Beruntung, tidak ada korban jiwa dalam musibah tersebut. Namun, beberapa rumah mengalami kerusakan cukup parah akibat tertimbun material tanah dan lumpur. Warga sekitar langsung turun tangan membantu membersihkan sisa-sisa longsoran sejak pagi dengan peralatan seadanya.
“Jalan ke rumah korban tertutup lumpur dan tanah. Tanah di bawah juga ambles, jadi kami bergantian bantu bersih-bersih,” tutur salah satu warga yang ikut mengevakuasi barang milik korban.
Kepala Desa Cikahuripan, Ujang Suherman, mengatakan pihaknya bersama perangkat desa langsung meninjau lokasi dan berkoordinasi dengan aparat kecamatan serta BPBD Kabupaten Sukabumi untuk penanganan cepat.
“Kami masih melakukan pendataan dan berharap pemerintah daerah segera menyalurkan bantuan logistik maupun material bangunan untuk warga terdampak,” jelasnya.
Dari pihak BPBD Kabupaten Sukabumi, Hendra Saputra mengonfirmasi bahwa tim tanggap bencana telah diterjunkan sejak pagi hari untuk melakukan asesmen dan membantu warga.
“Kami imbau masyarakat yang berada di sekitar lokasi untuk sementara mengungsi jika kondisi tanah masih labil. Keselamatan tetap menjadi prioritas,” ujarnya.

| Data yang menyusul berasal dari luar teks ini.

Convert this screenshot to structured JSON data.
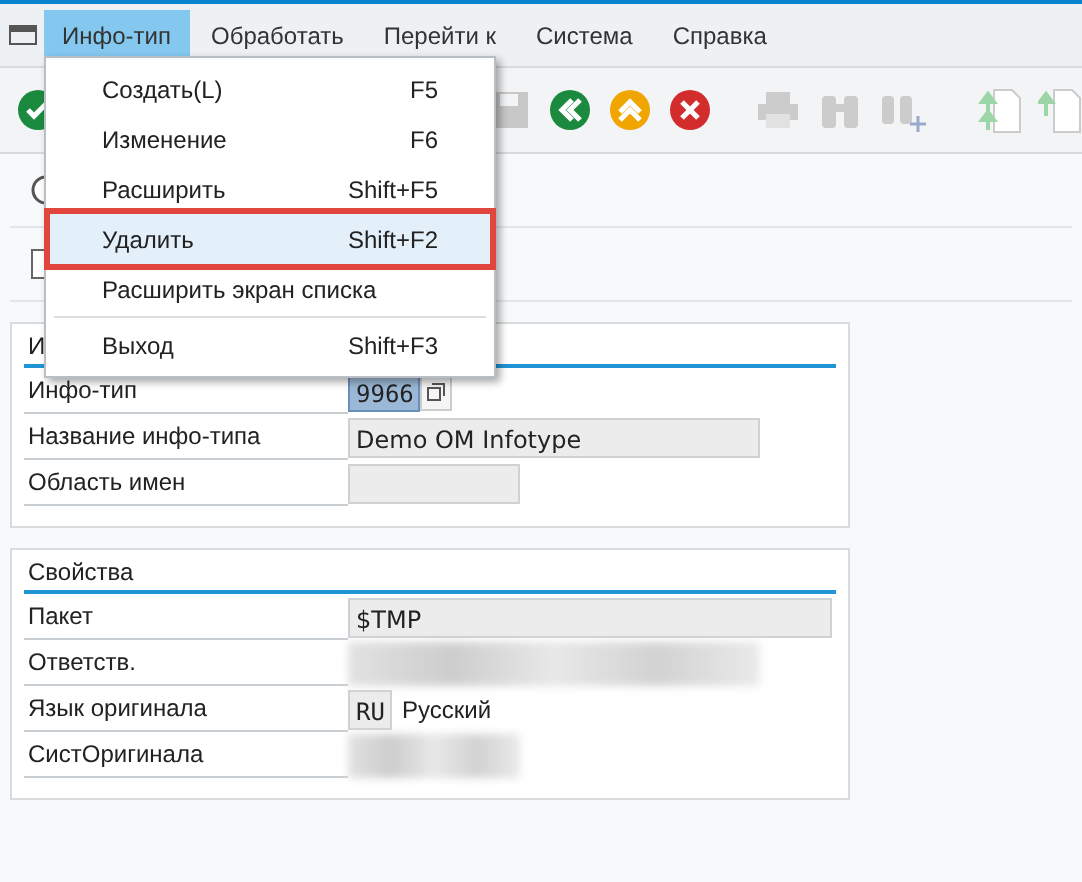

Hendra menambahkan, wilayah Cisolok memang termasuk zona merah rawan longsor, terutama saat musim hujan dengan curah tinggi. Ia juga mengingatkan warga agar lebih waspada terhadap tanda-tanda pergerakan tanah di sekitar tempat tinggal mereka.
“Segera laporkan jika ada retakan atau pergeseran tanah supaya bisa segera kami tangani,” tambahnya.
Hingga berita ini ditulis, akses jalan menuju lokasi longsor masih sulit dilalui kendaraan besar karena tertutup material tanah. Warga berharap pemerintah segera menurunkan alat berat untuk mempercepat proses pembersihan.